ÉDITORIAL
Suicide assisté ou aide médicale à mourir?
Décidément, le sujet fait jaser. Il y a deux semaines, le délicat sujet de la liberté de choix donnée aux mineurs d’avoir accès à l’aide médicale à mourir; la semaine dernière, celui de la directive médicale assistée (la possibilité pour un patient de donner son consentement à l’avance). En tout cas, l’emploi des deux expressions est le reflet d’une certaine ambivalence de l’opinion publique en ce moment, alors que le fédéral, après une valse-hésitation, a finalement décidé d’emboiter le pas du gouvernement québécois et encadrer légalement cette pratique.
Les deux expressions sont-elles d’ailleurs vraiment synonymes? Ce qui est sûr c’est qu’elles proposent un point de vue différent d’un seul et même acte, celui de consentir à aider quelqu’un à s’enlever la vie.
D’abord, les faits.

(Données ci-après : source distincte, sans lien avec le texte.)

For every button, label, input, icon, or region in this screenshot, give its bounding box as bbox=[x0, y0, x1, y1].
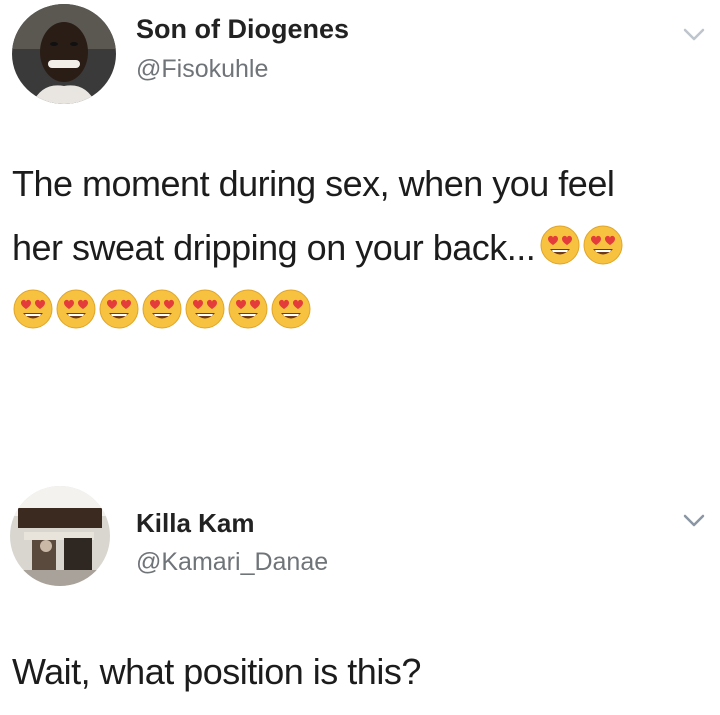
user-handle[interactable]: @Kamari_Danae bbox=[136, 548, 328, 577]
smiling-face-with-heart-eyes-icon bbox=[142, 289, 182, 329]
inline-emoji-group bbox=[539, 224, 624, 266]
avatar[interactable] bbox=[10, 486, 110, 586]
tweet-text: Wait, what position is this? bbox=[12, 651, 421, 692]
smiling-face-with-heart-eyes-icon bbox=[99, 289, 139, 329]
smiling-face-with-heart-eyes-icon bbox=[271, 289, 311, 329]
tweet-text-line: The moment during sex, when you feel bbox=[12, 163, 615, 204]
user-photo-icon bbox=[10, 486, 110, 586]
tweet-text-line-content: her sweat dripping on your back... bbox=[12, 227, 536, 268]
smiling-face-with-heart-eyes-icon bbox=[13, 289, 53, 329]
user-photo-icon bbox=[12, 4, 116, 104]
smiling-face-with-heart-eyes-icon bbox=[56, 289, 96, 329]
tweet: Killa Kam @Kamari_Danae Wait, what posit… bbox=[0, 470, 720, 715]
tweet-text: The moment during sex, when you feel her… bbox=[12, 152, 712, 280]
tweet-text-line: her sweat dripping on your back... bbox=[12, 216, 712, 280]
display-name[interactable]: Son of Diogenes bbox=[136, 14, 349, 45]
emoji-row bbox=[12, 288, 312, 330]
user-handle[interactable]: @Fisokuhle bbox=[136, 55, 268, 84]
smiling-face-with-heart-eyes-icon bbox=[583, 225, 623, 265]
display-name[interactable]: Killa Kam bbox=[136, 508, 255, 539]
tweet: Son of Diogenes @Fisokuhle The moment du… bbox=[0, 0, 720, 420]
chevron-down-icon[interactable] bbox=[682, 26, 706, 44]
smiling-face-with-heart-eyes-icon bbox=[185, 289, 225, 329]
smiling-face-with-heart-eyes-icon bbox=[540, 225, 580, 265]
chevron-down-icon[interactable] bbox=[682, 512, 706, 530]
smiling-face-with-heart-eyes-icon bbox=[228, 289, 268, 329]
avatar[interactable] bbox=[12, 4, 116, 104]
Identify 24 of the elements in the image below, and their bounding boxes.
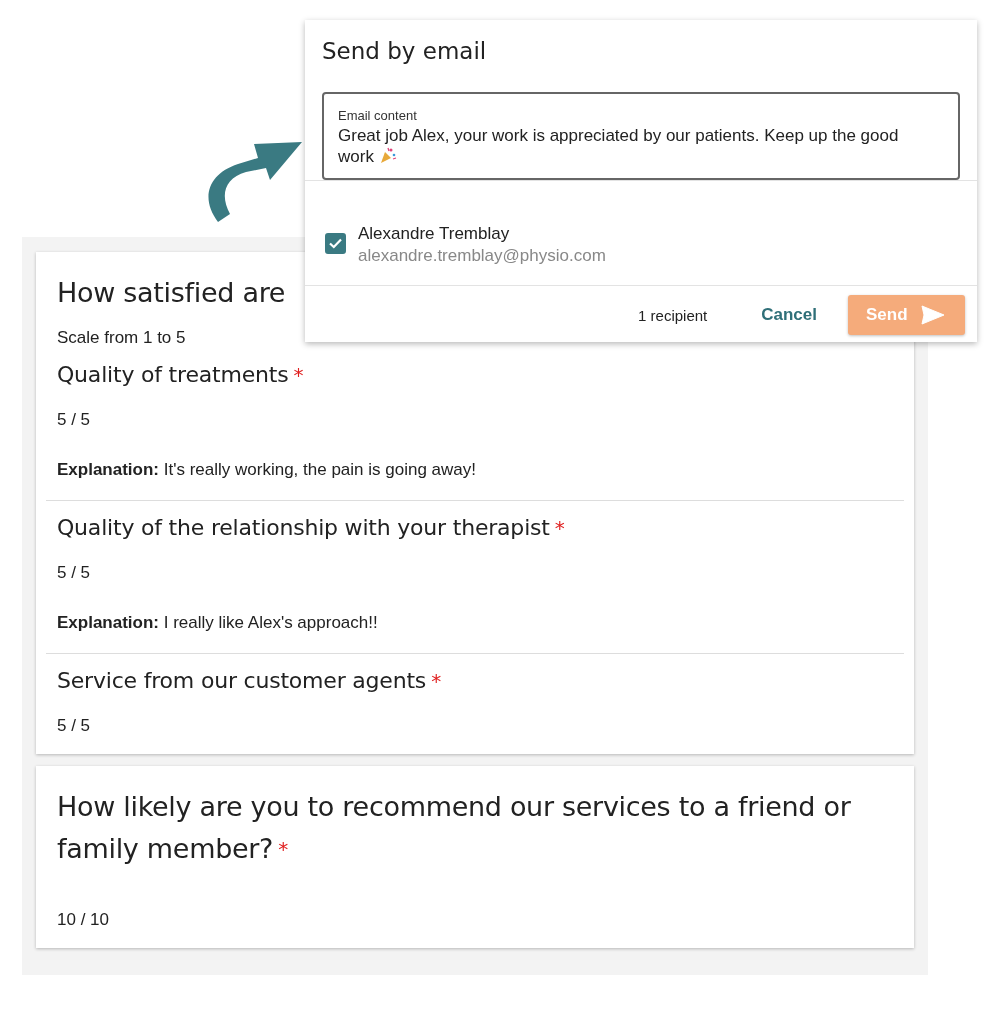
answer-score: 10 / 10 (57, 910, 110, 930)
field-value: Great job Alex, your work is appreciated by our patients. Keep up the good work (338, 126, 900, 167)
field-label: Email content (338, 108, 418, 123)
recipient-email: alexandre.tremblay@physio.com (358, 246, 606, 266)
question-title: Quality of treatments * (57, 362, 304, 387)
send-icon (921, 305, 945, 325)
cancel-button[interactable]: Cancel (761, 305, 817, 325)
answer-score: 5 / 5 (57, 410, 92, 430)
question-title: Service from our customer agents * (57, 668, 441, 693)
card-title: How satisfied are (57, 276, 286, 310)
recipient-checkbox[interactable] (325, 233, 346, 254)
party-popper-icon (378, 146, 397, 164)
explanation-text: Explanation: It's really working, the pain is going away! (57, 460, 477, 480)
card-title: How likely are you to recommend our services to a friend or family member? * (57, 790, 852, 866)
question-title: Quality of the relationship with your therapist * (57, 515, 565, 540)
answer-score: 5 / 5 (57, 716, 92, 736)
recipient-count: 1 recipient (638, 306, 708, 324)
checkmark-icon (329, 238, 342, 249)
recipient-name: Alexandre Tremblay (358, 224, 511, 244)
scale-hint: Scale from 1 to 5 (57, 328, 186, 347)
answer-score: 5 / 5 (57, 563, 92, 583)
email-content-field[interactable]: Email content Great job Alex, your work is appreciated by our patients. Keep up the good work (322, 92, 960, 180)
explanation-text: Explanation: I really like Alex's approach!! (57, 613, 379, 633)
dialog-title: Send by email (321, 37, 488, 66)
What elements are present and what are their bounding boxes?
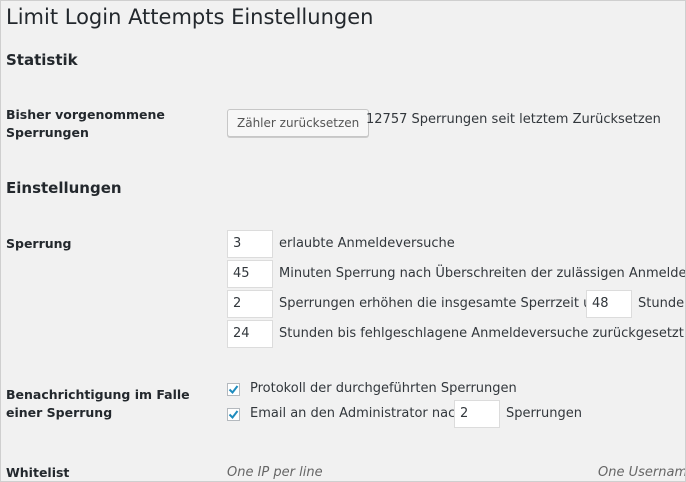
- email-after-lockouts-input[interactable]: 2: [454, 400, 500, 428]
- label-lockouts-total: Bisher vorgenommene Sperrungen: [6, 107, 165, 140]
- email-admin-checkbox[interactable]: [227, 408, 240, 421]
- email-suffix-text: Sperrungen: [506, 406, 582, 421]
- increase-lockouts-input[interactable]: 2: [227, 290, 273, 318]
- settings-page: Limit Login Attempts Einstellungen Stati…: [0, 0, 686, 482]
- label-whitelist: Whitelist: [6, 465, 70, 480]
- whitelist-ip-placeholder[interactable]: One IP per line: [227, 465, 323, 480]
- label-sperrung: Sperrung: [6, 236, 72, 251]
- checkmark-icon: [228, 410, 239, 420]
- increase-lockouts-text: Sperrungen erhöhen die insgesamte Sperrz…: [279, 296, 605, 311]
- lockout-duration-input[interactable]: 45: [227, 260, 273, 288]
- whitelist-username-placeholder[interactable]: One Username: [598, 465, 685, 480]
- log-lockouts-checkbox[interactable]: [227, 383, 240, 396]
- increase-hours-input[interactable]: 48: [586, 290, 632, 318]
- lockout-count-text: 12757 Sperrungen seit letztem Zurücksetz…: [366, 112, 661, 127]
- increase-hours-text: Stunden: [638, 296, 685, 311]
- log-lockouts-text: Protokoll der durchgeführten Sperrungen: [250, 381, 517, 396]
- checkmark-icon: [228, 385, 239, 395]
- email-admin-text: Email an den Administrator nach: [250, 406, 464, 421]
- allowed-retries-text: erlaubte Anmeldeversuche: [279, 236, 455, 251]
- section-heading-statistik: Statistik: [6, 51, 78, 69]
- reset-counter-button[interactable]: Zähler zurücksetzen: [227, 109, 370, 137]
- label-benachrichtigung: Benachrichtigung im Falle einer Sperrung: [6, 387, 190, 420]
- reset-hours-input[interactable]: 24: [227, 320, 273, 348]
- lockout-duration-text: Minuten Sperrung nach Überschreiten der …: [279, 266, 686, 281]
- reset-hours-text: Stunden bis fehlgeschlagene Anmeldeversu…: [279, 326, 686, 341]
- page-title: Limit Login Attempts Einstellungen: [6, 5, 374, 29]
- section-heading-einstellungen: Einstellungen: [6, 179, 122, 197]
- allowed-retries-input[interactable]: 3: [227, 230, 273, 258]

Le texte original du serment d’Hippocrate (Œuvres complètes, vol.4) empêche tout médecin de tuer et lui enjoint même de faire obstacle à toute « perte » (mort) ou « injustice » subie par le « malade ». Plus près de nous, au Canada, le suicide a été rayé de la liste des actes criminels en 1972. En février 2014, au nom de l’article 7 de la Charte canadienne des droits et libertés, la Cour suprême du Canada a invalidé les dispositions du Code criminel qui interdisent à une personne de consentir à ce qu’on l’aide à mourir et prévoient de punir quiconque l’y aiderait. Bref, le plus haut tribunal au pays autorise l’aide à mourir. Mais l’individu doit être un adulte capable, consentant et « affecté de problèmes de santé graves et irrémédiables lui causant des souffrances persistantes qui lui (c’est moi qui souligne) sont intolérables au regard de sa condition ». La loi québécoise, elle, prévoit que c’est seulement en fin de vie que cela peut s’appliquer et que le patient doit avoir les idées « claires ».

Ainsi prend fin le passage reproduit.